Quelque temps plus tôt, en sortant de maison de correction, Izana était allé trouver Shin dans le garage où il travaillait.

– Dis Shinichiro, lui avait-il dit, tu serais d'accord pour me laisser diriger la prochaine génération du Black Dragon ? Je sais que ce gang représente tout pour toi et je voudrais suivre tes traces.

La réponse de Shinichiro l'avait fait blêmir.

– Ouais, avait dit Shin, ça a toujours été mon rêve de laisser mon gang à mes frangins. Merci Izana. Le Black Dragon, c'est toi et Manjirō qui en reprendrez les rênes.

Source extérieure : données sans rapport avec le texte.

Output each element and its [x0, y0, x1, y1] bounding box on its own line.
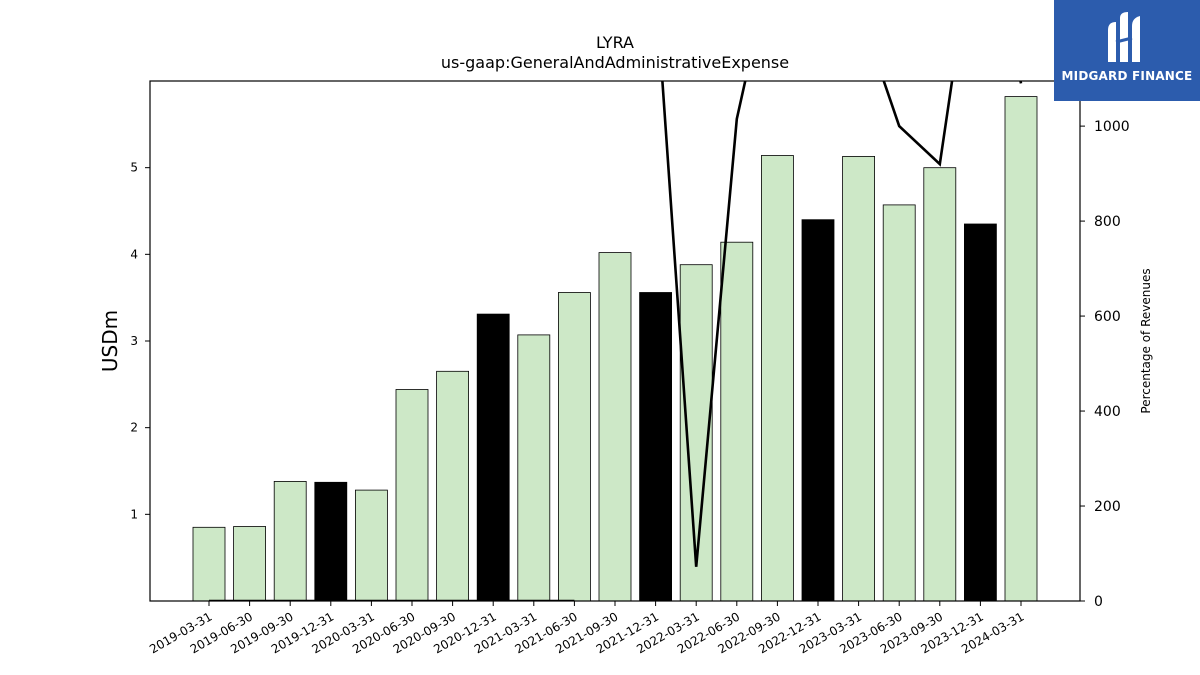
bar-2020-12-31: [476, 313, 510, 602]
y2-tick-label: 0: [1094, 594, 1103, 610]
bar-group: [192, 96, 1038, 602]
y-tick-label: 2: [130, 421, 138, 435]
bar-2020-03-31: [354, 489, 388, 602]
bar-2020-09-30: [436, 370, 470, 602]
y-tick-label: 3: [130, 334, 138, 348]
bar-2024-03-31: [1004, 96, 1038, 602]
bar-2021-12-31: [639, 292, 672, 602]
y2-tick-label: 200: [1094, 499, 1121, 515]
bar-2021-03-31: [517, 334, 551, 602]
bar-2019-09-30: [273, 480, 307, 602]
y-axis-label: USDm: [98, 310, 122, 372]
bar-2022-09-30: [761, 155, 794, 602]
y2-axis-label: Percentage of Revenues: [1139, 268, 1153, 413]
midgard-finance-logo: MIDGARD FINANCE: [1054, 0, 1200, 101]
y2-tick-label: 600: [1094, 309, 1121, 325]
y-tick-label: 1: [130, 507, 138, 521]
y2-axis: 0 200 400 600 800 1000: [1080, 119, 1130, 610]
line-group: [209, 81, 1023, 601]
x-axis: 2019-03-312019-06-302019-09-302019-12-31…: [147, 601, 1027, 656]
chart-title: LYRA: [596, 33, 634, 52]
y-tick-label: 4: [130, 247, 138, 261]
logo-text: MIDGARD FINANCE: [1061, 69, 1193, 83]
bar-2019-06-30: [233, 526, 267, 602]
y-tick-label: 5: [130, 161, 138, 175]
bar-2023-03-31: [842, 155, 875, 602]
bar-2023-12-31: [964, 223, 997, 602]
bar-2023-09-30: [923, 167, 957, 602]
y2-tick-label: 400: [1094, 404, 1121, 420]
bar-2019-12-31: [314, 481, 348, 602]
line-percentage-of-revenues: [209, 81, 1023, 601]
bar-2023-06-30: [882, 204, 916, 602]
bar-2019-03-31: [192, 526, 226, 602]
y2-tick-label: 1000: [1094, 119, 1130, 135]
logo-mark-icon: [1108, 12, 1140, 62]
bar-2022-03-31: [679, 264, 713, 602]
bar-2022-12-31: [801, 219, 835, 602]
bar-2020-06-30: [395, 389, 429, 602]
bar-2021-06-30: [558, 292, 591, 602]
bar-2022-06-30: [720, 241, 754, 602]
bar-2021-09-30: [598, 252, 632, 602]
chart-subtitle: us-gaap:GeneralAndAdministrativeExpense: [441, 53, 789, 72]
y2-tick-label: 800: [1094, 214, 1121, 230]
y-axis: 1 2 3 4 5: [130, 161, 150, 521]
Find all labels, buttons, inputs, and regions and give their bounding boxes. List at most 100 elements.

Depuis, la haine que Izana vouait à son autre frère n'avait fait que grandir.

– Une fois le Black Dragon à terre, reprit-il, il me suffira de t'écraser pour mettre la main sur le gang. Ainsi personne ne se doutera de rien.

– Et nous ? Reprit l'aîné des Haitani. On fait quoi ? Tu veux qu'on rejoigne le gang avec toi ?

Izana réfléchit.

– Non, dit-il enfin. Personne ne doit savoir pour le Tenjiku. Pas encore. Il est trop tôt. Vous n'avez qu'à reprendre vos activités. Je vous le dirai quand j'aurai besoin de vous.




Lorsque Nao repartit un peu plus tard avec Kakucho, une chose lui était devenue évidente.

Si elle ne lui était d'aucune utilité, Izana ne la remarquerait jamais.

Dans le métro qui les ramenait à Honmoku, elle réfléchissait en silence.

Comment je peux lui être utile ? Comment je peux faire pour qu'il me remarque ? Je suis incapable de me battre et même si je savais, ces garçons sont beaucoup trop forts...

Elle regarda le paysage défiler par la fenêtre.

Je n'en sais rien, reconnut-elle. Je n'ai aucune idée. Mais déjà, il faut que j'arrête de me cacher derrière Kakucho. Si je passe mon temps à me planquer, Izana se dira que je suis un poids. Non, je dois m'affirmer. De toute façon, je n'ai pas à avoir peur, Izana ne laissera jamais ces garçons me faire du mal.

Nao était bien décidé à changer pour celui qu'elle aimait.